Scan-to-BIM for As-built Roads: Automatic Road Digital Twinning from Semantically Labeled Point Cloud Data
This addresses the problem of low automation and accuracy in road digital twinning for infrastructure management, though it appears incremental as it builds on existing scan-to-BIM methods with specific asset types.
The paper tackles the challenge of automating geometric digital twin creation for as-built roads by proposing a scan-to-BIM framework that processes semantically labeled point cloud data, achieving an average distance error of 1.46 cm and a processing speed of 6.29 m/s on real-world data.

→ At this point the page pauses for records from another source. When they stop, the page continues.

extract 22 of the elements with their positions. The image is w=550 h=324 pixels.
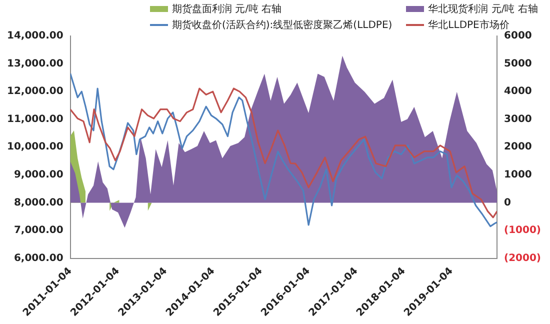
y2-tick-label: 2000 [504, 142, 532, 153]
y-tick-label: 10,000.00 [6, 142, 64, 153]
y-tick-label: 9,000.00 [14, 170, 64, 181]
y-tick-label: 6,000.00 [14, 252, 64, 264]
y2-tick-label: 1000 [504, 170, 532, 181]
y-tick-label: 7,000.00 [14, 225, 64, 236]
legend-label: 期货盘面利润 元/吨 右轴 [172, 2, 282, 16]
y-tick-label: 12,000.00 [6, 86, 64, 98]
y2-tick-label: 5000 [504, 58, 532, 70]
y2-tick-label: 3000 [504, 114, 532, 125]
legend-label: 华北现货利润 元/吨 右轴 [428, 2, 538, 16]
y2-tick-label: 0 [504, 197, 512, 208]
y2-tick-label: 4000 [504, 86, 532, 98]
y-tick-label: 11,000.00 [6, 114, 64, 125]
y-tick-label: 13,000.00 [6, 58, 64, 70]
y2-tick-label: 6000 [504, 30, 532, 42]
legend-label: 期货收盘价(活跃合约):线型低密度聚乙烯(LLDPE) [172, 18, 392, 32]
legend-label: 华北LLDPE市场价 [428, 18, 510, 31]
y2-tick-label: (2000) [504, 252, 542, 264]
y-tick-label: 8,000.00 [14, 197, 64, 208]
y-tick-label: 14,000.00 [6, 30, 64, 42]
y2-tick-label: (1000) [504, 225, 542, 236]
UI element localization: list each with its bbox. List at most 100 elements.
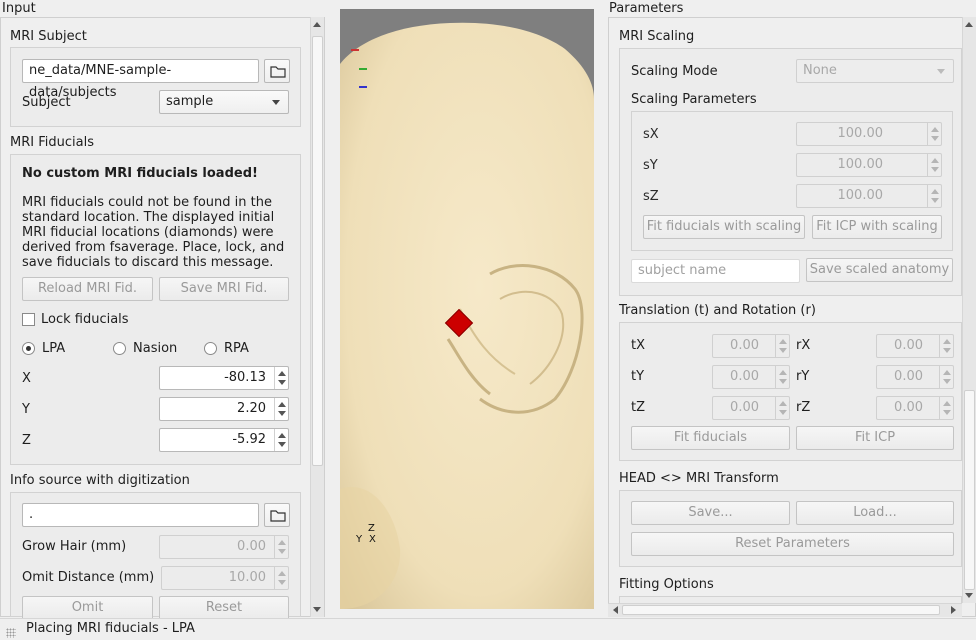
nasion-radio[interactable] [113,342,126,355]
subject-name-input[interactable]: subject name [631,259,800,283]
spin-arrows-icon[interactable] [775,397,789,419]
subject-select-value: sample [166,94,214,109]
rz-label: rZ [796,400,811,415]
parameters-dock-title: Parameters [609,1,684,16]
warning-line: MRI fiducial locations (diamonds) were [22,225,274,240]
sx-label: sX [643,127,659,142]
rpa-radio[interactable] [204,342,217,355]
x-value: -80.13 [224,370,266,385]
omit-distance-label: Omit Distance (mm) [22,570,155,585]
spin-arrows-icon[interactable] [274,398,288,420]
sy-spinbox[interactable]: 100.00 [796,153,942,177]
warning-line: save fiducials to discard this message. [22,255,274,270]
digitization-browse-button[interactable] [264,503,290,527]
rx-spinbox[interactable]: 0.00 [876,334,954,358]
subject-select[interactable]: sample [159,90,289,114]
transform-load-button[interactable]: Load... [796,501,954,525]
parameters-hscroll-thumb[interactable] [622,605,940,615]
tx-spinbox[interactable]: 0.00 [712,334,790,358]
scaling-mode-select[interactable]: None [796,59,954,83]
size-grip-icon[interactable] [6,628,16,638]
scroll-up-icon[interactable] [965,22,973,27]
scroll-left-icon[interactable] [613,606,618,614]
digitization-title: Info source with digitization [10,473,190,488]
fiducials-warning-title: No custom MRI fiducials loaded! [22,166,258,181]
input-scroll-thumb[interactable] [312,36,323,466]
scroll-right-icon[interactable] [951,606,956,614]
mri-subject-title: MRI Subject [10,29,87,44]
fitting-options-group [619,596,962,604]
scaling-params-title: Scaling Parameters [631,92,757,107]
lock-fiducials-checkbox[interactable] [22,313,35,326]
y-spinbox[interactable]: 2.20 [159,397,289,421]
spin-arrows-icon[interactable] [274,536,288,558]
sy-value: 100.00 [837,157,884,172]
spin-arrows-icon[interactable] [927,154,941,176]
save-mri-fid-button[interactable]: Save MRI Fid. [159,277,289,301]
spin-arrows-icon[interactable] [939,335,953,357]
spin-arrows-icon[interactable] [274,367,288,389]
chevron-down-icon [937,69,945,74]
spin-arrows-icon[interactable] [775,335,789,357]
transform-save-button[interactable]: Save... [631,501,790,525]
scroll-down-icon[interactable] [313,607,321,612]
tz-label: tZ [631,400,646,415]
warning-line: standard location. The displayed initial [22,210,275,225]
spin-arrows-icon[interactable] [927,123,941,145]
ty-value: 0.00 [730,369,759,384]
digitization-file-field[interactable]: . [22,503,259,527]
rz-spinbox[interactable]: 0.00 [876,396,954,420]
rpa-label: RPA [224,341,249,356]
tz-value: 0.00 [730,400,759,415]
spin-arrows-icon[interactable] [939,397,953,419]
lpa-label: LPA [42,341,66,356]
spin-arrows-icon[interactable] [775,366,789,388]
nasion-label: Nasion [133,341,178,356]
z-value: -5.92 [232,432,266,447]
translation-title: Translation (t) and Rotation (r) [619,303,816,318]
lock-fiducials-label: Lock fiducials [41,312,129,327]
reset-parameters-button[interactable]: Reset Parameters [631,532,954,556]
omit-distance-spinbox[interactable]: 10.00 [161,566,289,590]
omit-button[interactable]: Omit [22,596,153,620]
subjects-dir-browse-button[interactable] [264,59,290,83]
3d-viewer[interactable]: Z Y X [340,9,594,609]
rz-value: 0.00 [894,400,923,415]
reload-mri-fid-button[interactable]: Reload MRI Fid. [22,277,153,301]
ry-value: 0.00 [894,369,923,384]
lpa-radio[interactable] [22,342,35,355]
ty-spinbox[interactable]: 0.00 [712,365,790,389]
status-text: Placing MRI fiducials - LPA [26,621,195,636]
z-label: Z [22,433,31,448]
axis-x-label: X [369,534,376,545]
ry-label: rY [796,369,810,384]
parameters-scroll-thumb[interactable] [964,390,975,590]
x-spinbox[interactable]: -80.13 [159,366,289,390]
tz-spinbox[interactable]: 0.00 [712,396,790,420]
fit-icp-scaling-button[interactable]: Fit ICP with scaling [812,215,942,239]
omit-distance-value: 10.00 [228,570,266,585]
spin-arrows-icon[interactable] [927,185,941,207]
grow-hair-spinbox[interactable]: 0.00 [159,535,289,559]
grow-hair-label: Grow Hair (mm) [22,539,127,554]
spin-arrows-icon[interactable] [939,366,953,388]
ry-spinbox[interactable]: 0.00 [876,365,954,389]
subjects-dir-field[interactable]: ne_data/MNE-sample-data/subjects [22,59,259,100]
head-surface [340,22,594,609]
y-value: 2.20 [237,401,266,416]
fit-fiducials-button[interactable]: Fit fiducials [631,426,790,450]
sz-spinbox[interactable]: 100.00 [796,184,942,208]
sx-spinbox[interactable]: 100.00 [796,122,942,146]
warning-line: derived from fsaverage. Place, lock, and [22,240,285,255]
grow-hair-value: 0.00 [237,539,266,554]
spin-arrows-icon[interactable] [274,567,288,589]
fit-fiducials-scaling-button[interactable]: Fit fiducials with scaling [643,215,805,239]
save-scaled-anatomy-button[interactable]: Save scaled anatomy [806,258,953,282]
subject-label: Subject [22,95,71,110]
scroll-down-icon[interactable] [965,593,973,598]
fit-icp-button[interactable]: Fit ICP [796,426,954,450]
z-spinbox[interactable]: -5.92 [159,428,289,452]
reset-button[interactable]: Reset [159,596,289,620]
scroll-up-icon[interactable] [313,22,321,27]
spin-arrows-icon[interactable] [274,429,288,451]
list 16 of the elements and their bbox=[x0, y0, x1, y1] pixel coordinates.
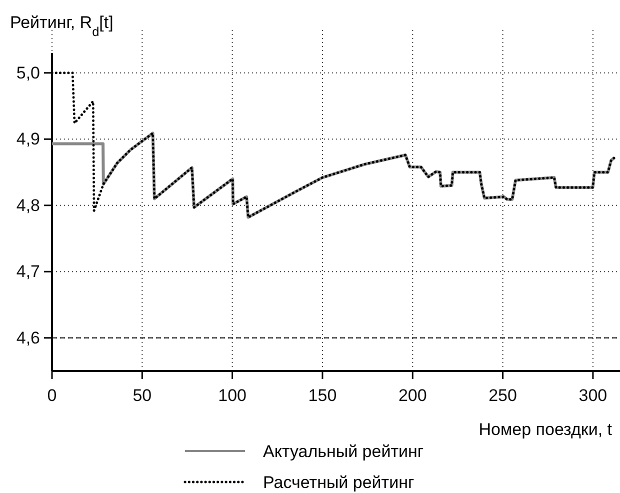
y-tick-label: 4,7 bbox=[16, 262, 40, 282]
x-tick-label: 50 bbox=[132, 386, 152, 406]
y-tick-label: 4,8 bbox=[16, 196, 40, 215]
x-tick-label: 200 bbox=[398, 386, 427, 406]
x-tick-label: 250 bbox=[488, 386, 517, 406]
y-axis-title: Рейтинг, R$_{d}$[t] bbox=[10, 13, 114, 38]
legend-label: Расчетный рейтинг bbox=[263, 473, 414, 492]
x-axis-title: Номер поездки, t bbox=[478, 420, 612, 439]
y-tick-label: 4,6 bbox=[16, 328, 40, 348]
x-tick-label: 150 bbox=[308, 386, 337, 406]
x-tick-label: 300 bbox=[578, 386, 608, 406]
y-tick-label: 5,0 bbox=[16, 63, 40, 82]
x-tick-label: 0 bbox=[47, 386, 57, 406]
x-tick-label: 100 bbox=[218, 386, 247, 406]
legend-label: Актуальный рейтинг bbox=[263, 442, 424, 461]
y-tick-label: 4,9 bbox=[16, 130, 40, 149]
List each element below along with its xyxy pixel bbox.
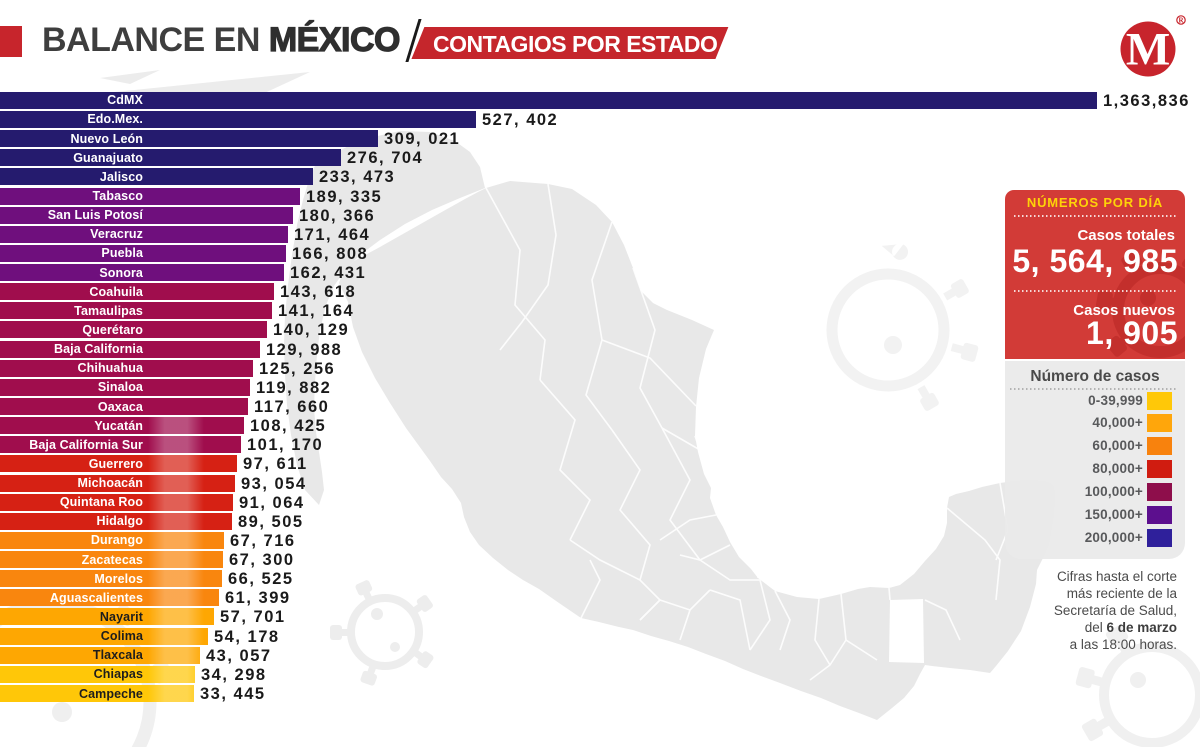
- svg-text:M: M: [1126, 24, 1170, 76]
- svg-text:R: R: [1178, 17, 1184, 25]
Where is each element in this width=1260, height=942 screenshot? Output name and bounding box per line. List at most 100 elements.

Creating geometric digital twins (gDT) for as-built roads still faces many challenges, such as low automation level and accuracy, limited asset types and shapes, and reliance on engineering experience. A novel scan-to-building information modeling (scan-to-BIM) framework is proposed for automatic road gDT creation based on semantically labeled point cloud data (PCD), which considers six asset types: Road Surface, Road Side (Slope), Road Lane (Marking), Road Sign, Road Light, and Guardrail. The framework first segments the semantic PCD into spatially independent instances or parts, then extracts the sectional polygon contours as their representative geometric information, stored in JavaScript Object Notation (JSON) files using a new data structure. Primitive gDTs are finally created from JSON files using corresponding conversion algorithms. The proposed method achieves an average distance error of 1.46 centimeters and a processing speed of 6.29 meters per second on six real-world road segments with a total length of 1,200 meters.